DI 222 Issues and Careers in Health Wellness (back to previous page)
An overview of health care issues linked to lifestyle, living conditions, physical environment, socioeconomics status, eating behaviors, dental health, and rising costs of health care. Critical analysis of community health and design, work environment, eating behavior, as well as hygiene habits related to wellness. Survey and preparation for health careers. 3 credit hours.

DI 315 Nutrition and Disease (back to previous page)
Prerequisite: DI 215. Aspects of diet in treating and preventing various symptoms and syndromes, diseases, inherited errors of metabolism, and physiological stress conditions. 3 credit hours.

DI 326 Principles of Dietetics Management (back to previous page)
Provides knowledge required to effectively manage the provision of dietetic services in a food service operation, clinical nutrition department, community or ambulatory nutrition program, private practice office, or other food/nutrition facility. Management principles will be discussed using human resource applications, leadership theories, decision-making tools ,and organizational skills for the successful dietetics manager. Managing materials, productivity, financial data, and information in a dietetics environment will be discussed using quality improvement principles. 3 credit hours.

DI 330 Dietetic Practice in Today’s Society (back to previous page)
Prerequisite: DI 315. Knowledge of dietetic practice: medical terminology, interpretation of laboratory values, format of the medical record, documenting nutrition care, nutrition screening and assessment, medical nutrition therapy (MNT), patient interviewing and counseling. Nutrition care protocols for enteral and parenteral feeding, pediatric care, diabetes, cardiovascular disease, hypertension, pulmonary insufficiency, dysphagia, cancer, renal disease, obesity, and other diseases with nutritional implications. 3 credit hours.

DI 342 Healthy Food Preparation (back to previous page)
Preparing food according to today’s healthy eating goals. Food laboratory strategies include modifying recipe content to include natural sources of protein, fat, and carbohydrate in healthy meals, snacks, sports beverages, etc. while incorporating accurate nutrition analysis and costing of recipes using the latest technology, Discussion of organic, functional, and genetically engineered foods. Students design recipe or food demo projects incorporating course content. Provides knowledge and expertise in creating and redesigning recipes. Incorporates today’s healthy eating principles. Emphasis is placed on eating healthy without its costing more. Laboratory fee; 3 credit hours.

DI 350 Nutrition Throughout the Life Cycle (back to previous page)
Prerequisite: DI 215. Emphasizes the nutritional foundations needed for the growth, development, and normal functioning of individuals in each stage of the lifecycle - pregnancy, lactation, infancy, childhood, adolescence, adulthood and aging adulthood; covers age-specific clinical and nutritional interventions from preconception to the elderly stages of life. 3 credit hours.

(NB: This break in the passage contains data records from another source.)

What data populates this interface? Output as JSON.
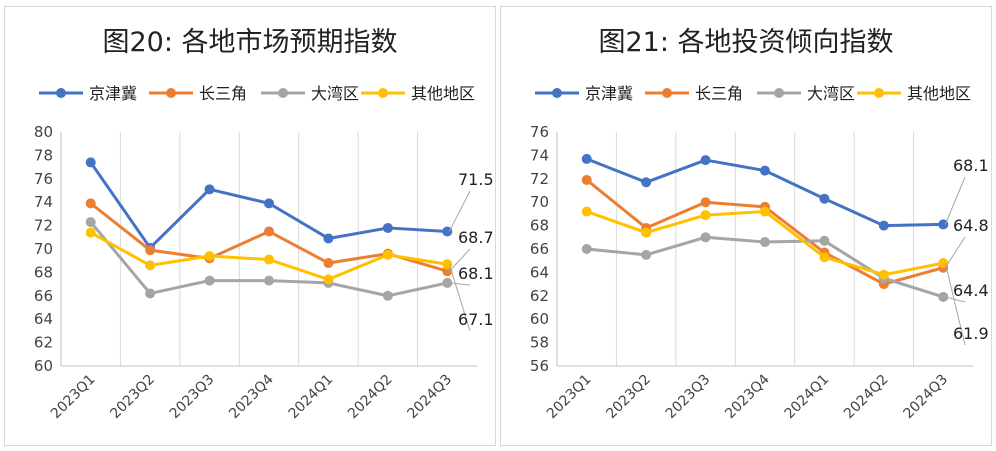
{
  "colors": {
    "京津冀": "#4472c4",
    "长三角": "#ed7d31",
    "大湾区": "#a5a5a5",
    "其他地区": "#ffc000"
  },
  "chart_data": [
    {
      "type": "line",
      "title": "图20: 各地市场预期指数",
      "categories": [
        "2023Q1",
        "2023Q2",
        "2023Q3",
        "2023Q4",
        "2024Q1",
        "2024Q2",
        "2024Q3"
      ],
      "ylim": [
        60,
        80
      ],
      "yticks": [
        60,
        62,
        64,
        66,
        68,
        70,
        72,
        74,
        76,
        78,
        80
      ],
      "grid": "vertical",
      "legend": "top",
      "series": [
        {
          "name": "京津冀",
          "values": [
            77.4,
            70.1,
            75.1,
            73.9,
            70.9,
            71.8,
            71.5
          ]
        },
        {
          "name": "长三角",
          "values": [
            73.9,
            69.9,
            69.2,
            71.5,
            68.8,
            69.6,
            68.1
          ]
        },
        {
          "name": "大湾区",
          "values": [
            72.3,
            66.2,
            67.3,
            67.3,
            67.1,
            66.0,
            67.1
          ]
        },
        {
          "name": "其他地区",
          "values": [
            71.4,
            68.6,
            69.4,
            69.1,
            67.4,
            69.5,
            68.7
          ]
        }
      ],
      "end_labels": [
        "71.5",
        "68.7",
        "68.1",
        "67.1"
      ]
    },
    {
      "type": "line",
      "title": "图21: 各地投资倾向指数",
      "categories": [
        "2023Q1",
        "2023Q2",
        "2023Q3",
        "2023Q4",
        "2024Q1",
        "2024Q2",
        "2024Q3"
      ],
      "ylim": [
        56,
        76
      ],
      "yticks": [
        56,
        58,
        60,
        62,
        64,
        66,
        68,
        70,
        72,
        74,
        76
      ],
      "grid": "vertical",
      "legend": "top",
      "series": [
        {
          "name": "京津冀",
          "values": [
            73.7,
            71.7,
            73.6,
            72.7,
            70.3,
            68.0,
            68.1
          ]
        },
        {
          "name": "长三角",
          "values": [
            71.9,
            67.8,
            70.0,
            69.6,
            65.7,
            63.0,
            64.4
          ]
        },
        {
          "name": "大湾区",
          "values": [
            66.0,
            65.5,
            67.0,
            66.6,
            66.7,
            63.5,
            61.9
          ]
        },
        {
          "name": "其他地区",
          "values": [
            69.2,
            67.4,
            68.9,
            69.2,
            65.3,
            63.8,
            64.8
          ]
        }
      ],
      "end_labels": [
        "68.1",
        "64.8",
        "64.4",
        "61.9"
      ]
    }
  ]
}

DI 405 Community and Institutional Nutrition (back to previous page)
Emphasizes tools for developing effective dietetic programs in the community. Looks at the organization and development of action plans. Develops knowledge of the fundamentals of the political and legislative process. Discussion of nutritional problems that may be secondary to other health, social, and economic influences. 3 credit hours.

DI 450-459 Special Topics (back to previous page)
Selected topics in dietetics, health care, food service management, team concepts, and a variety of current issues. 3 credit hours.

DI 597 Dietetic Practicum (back to previous page)
An elective course that provides an opportunity for students to gain practical work experience in the dietetics field. Students must spend a total of 130 hours at a field site under the supervision of a registered dietician and an additional 20 hours of course time devoted to preparation of a term paper or case study directly related to their practicum experience. This opportunity will help students meet competencies required for entry into a post-graduate internship. 3 credit hours.

DI 599 Independent Study (back to previous page)
Prerequisite: Permission of the program coordinator. Independent research projects or other approved phases of independent study. 3 credit hours.